Platform workers: Council confirms agreement on new rules to improve their working conditions
EU employment and social affairs ministers confirmed the provisional agreement reached on 8 February 2024 between the Council’s presidency and the European Parliament’s negotiators on the platform work directive. The directive has two main objectives:
On the one hand, addressing false self-employment in platform work. The agreed text strikes a balance between respecting national labour systems and ensuring minimun standars of protection for the more than 28 million persons working in digital platforms across the EU. Member states will establish a legal presumption of employment in their legal systems, to be triggered when facts indicating control and direction are found. Those facts will be determined according to national law and collective agreements, while taking into account EU case-law.

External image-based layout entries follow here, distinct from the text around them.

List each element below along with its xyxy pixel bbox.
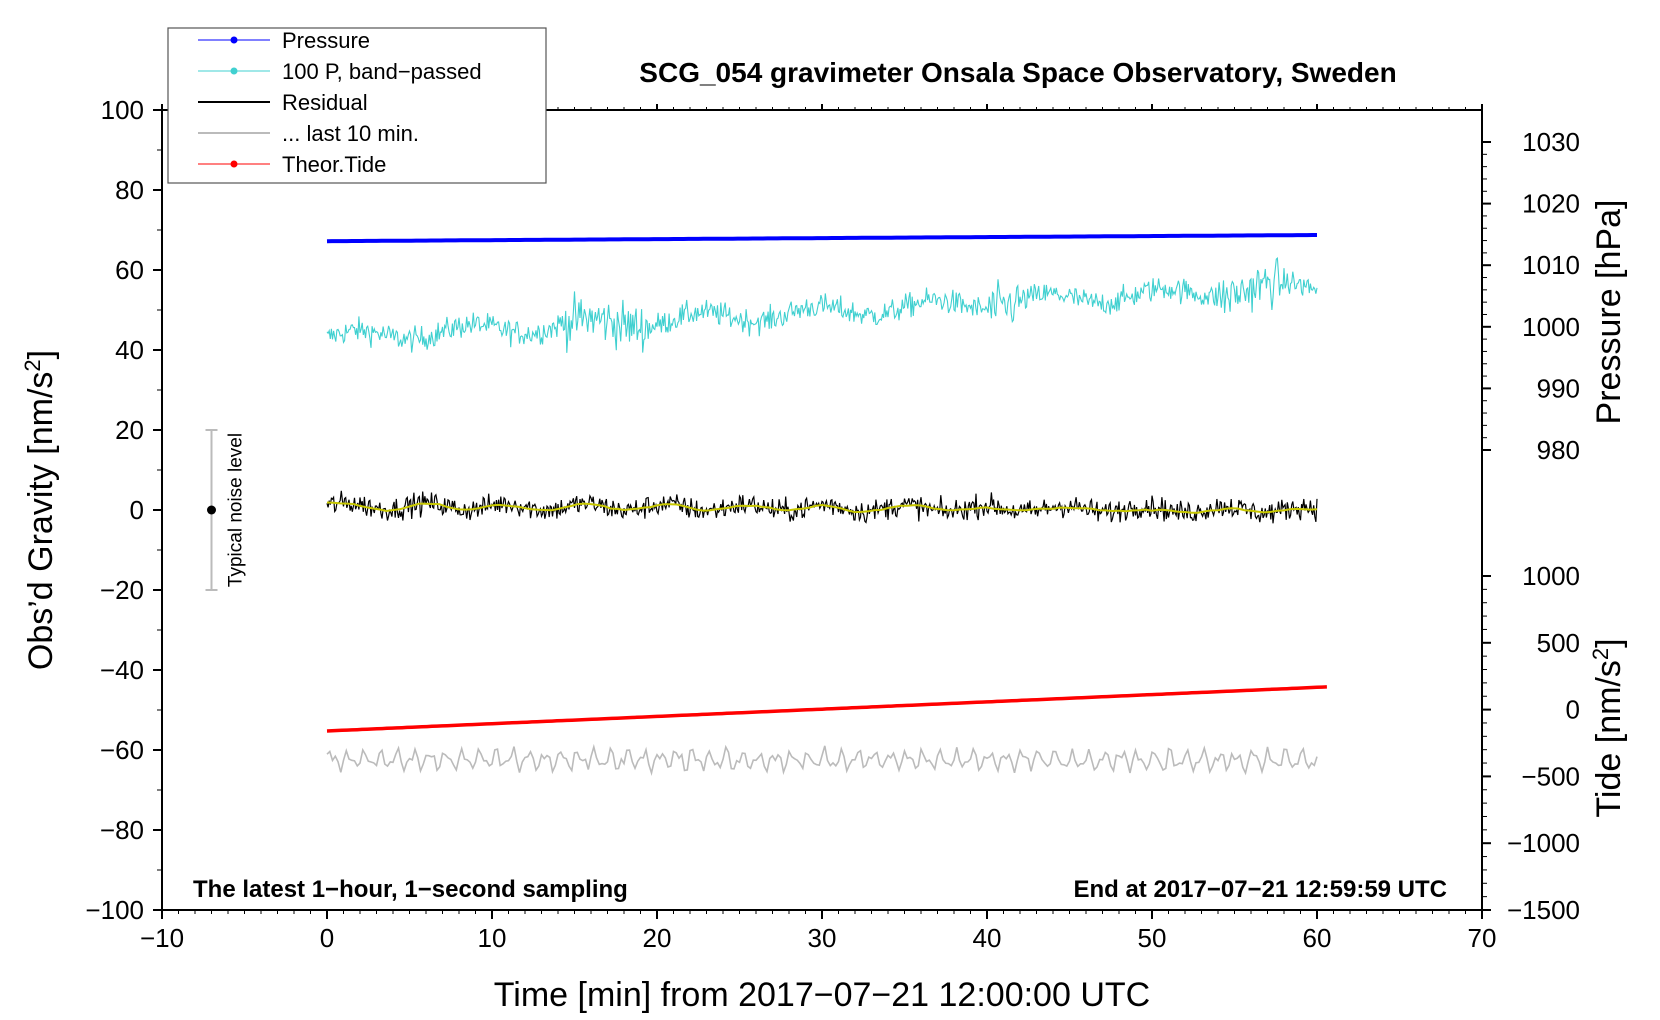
tide-tick-label: 1000 <box>1522 561 1580 591</box>
series-residual-line <box>326 490 1318 524</box>
x-tick-label: 20 <box>643 923 672 953</box>
series-tide-line <box>326 685 1327 733</box>
pressure-tick-label: 1000 <box>1522 312 1580 342</box>
noise-bar-label: Typical noise level <box>226 433 247 587</box>
pressure-tick-label: 990 <box>1537 373 1580 403</box>
legend-item-residual: Residual <box>198 90 368 115</box>
y-tick-label: 20 <box>115 415 144 445</box>
series-bandpassed-line <box>326 257 1318 353</box>
svg-text:... last 10 min.: ... last 10 min. <box>282 121 419 146</box>
noise-bar: Typical noise level <box>205 429 247 591</box>
tide-tick-label: −1000 <box>1507 828 1580 858</box>
y-tick-label: 80 <box>115 175 144 205</box>
x-tick-label: 0 <box>320 923 334 953</box>
y-axis-label-tide-sup: 2 <box>1588 648 1613 660</box>
y-tick-label: 60 <box>115 255 144 285</box>
y-axis-label-tide: Tide [nm/s2] <box>1588 638 1628 817</box>
axes-layer: −10 0 10 20 30 40 50 60 70100806040200−20−40−60−… <box>85 95 1580 953</box>
y-tick-label: −20 <box>100 575 144 605</box>
y-axis-label-tide-close: ] <box>1590 638 1628 647</box>
y-axis-label-tide-text: Tide [nm/s <box>1590 660 1628 817</box>
legend-item-last10: ... last 10 min. <box>198 121 419 146</box>
x-tick-label: 10 <box>478 923 507 953</box>
y-tick-label: −100 <box>85 895 144 925</box>
y-tick-label: 40 <box>115 335 144 365</box>
y-axis-label-gravity-sup: 2 <box>20 359 45 371</box>
pressure-tick-label: 1010 <box>1522 250 1580 280</box>
legend-item-bandpassed: 100 P, band−passed <box>198 59 482 84</box>
y-tick-label: −80 <box>100 815 144 845</box>
pressure-tick-label: 1020 <box>1522 189 1580 219</box>
annotation-end-time: End at 2017−07−21 12:59:59 UTC <box>1073 876 1447 903</box>
legend-item-pressure: Pressure <box>198 28 370 53</box>
y-tick-label: 0 <box>130 495 144 525</box>
y-tick-label: −40 <box>100 655 144 685</box>
y-axis-label-gravity: Obs’d Gravity [nm/s2] <box>20 350 60 670</box>
series-residual-smoothed-line <box>326 501 1318 514</box>
annotation-sampling: The latest 1−hour, 1−second sampling <box>193 876 628 903</box>
x-tick-label: 60 <box>1303 923 1332 953</box>
y-axis-label-gravity-close: ] <box>22 350 60 359</box>
chart-title: SCG_054 gravimeter Onsala Space Observat… <box>639 57 1396 88</box>
svg-text:Residual: Residual <box>282 90 368 115</box>
tide-tick-label: 0 <box>1566 695 1580 725</box>
x-tick-label: 70 <box>1468 923 1497 953</box>
x-axis-label: Time [min] from 2017−07−21 12:00:00 UTC <box>494 976 1150 1014</box>
pressure-tick-label: 980 <box>1537 435 1580 465</box>
svg-text:100 P, band−passed: 100 P, band−passed <box>282 59 482 84</box>
legend-item-tide: Theor.Tide <box>198 152 386 177</box>
svg-text:Pressure: Pressure <box>282 28 370 53</box>
svg-text:Theor.Tide: Theor.Tide <box>282 152 386 177</box>
x-tick-label: 30 <box>808 923 837 953</box>
pressure-tick-label: 1030 <box>1522 127 1580 157</box>
tide-tick-label: 500 <box>1537 628 1580 658</box>
y-tick-label: 100 <box>101 95 144 125</box>
y-axis-label-gravity-text: Obs’d Gravity [nm/s <box>22 372 60 671</box>
noise-bar-center-dot <box>207 505 216 515</box>
x-tick-label: 40 <box>973 923 1002 953</box>
y-axis-label-pressure: Pressure [hPa] <box>1590 200 1628 425</box>
series-last10min-line <box>326 743 1318 776</box>
series-layer <box>326 233 1327 776</box>
series-pressure-line <box>326 233 1317 244</box>
x-tick-label: −10 <box>140 923 184 953</box>
y-tick-label: −60 <box>100 735 144 765</box>
legend: Pressure 100 P, band−passed Residual ...… <box>167 27 547 184</box>
legend-box <box>167 27 547 184</box>
x-tick-label: 50 <box>1138 923 1167 953</box>
tide-tick-label: −1500 <box>1507 895 1580 925</box>
tide-tick-label: −500 <box>1521 761 1580 791</box>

On the other hand, regulating algorithmic management. The agreement reached ensures that workers are duly informed about the use of automated monitoring and decision-making systems regarding their recruitment, their working conditions and their earnings, among other things. It also bans the use of automated monitoring or decision-making systems for the processing of certain types of personal data of persons performing platform work, such as biometric data or their emotional or psychological state. Human oversight and evaluation are also guaranteed as regards automated decisions, incluiding the right to have those decisions explained and reviewed.
After the formal steps of the adoption have been completed, Member states will have two years to incorporate the provisions of the directive into their national legislation.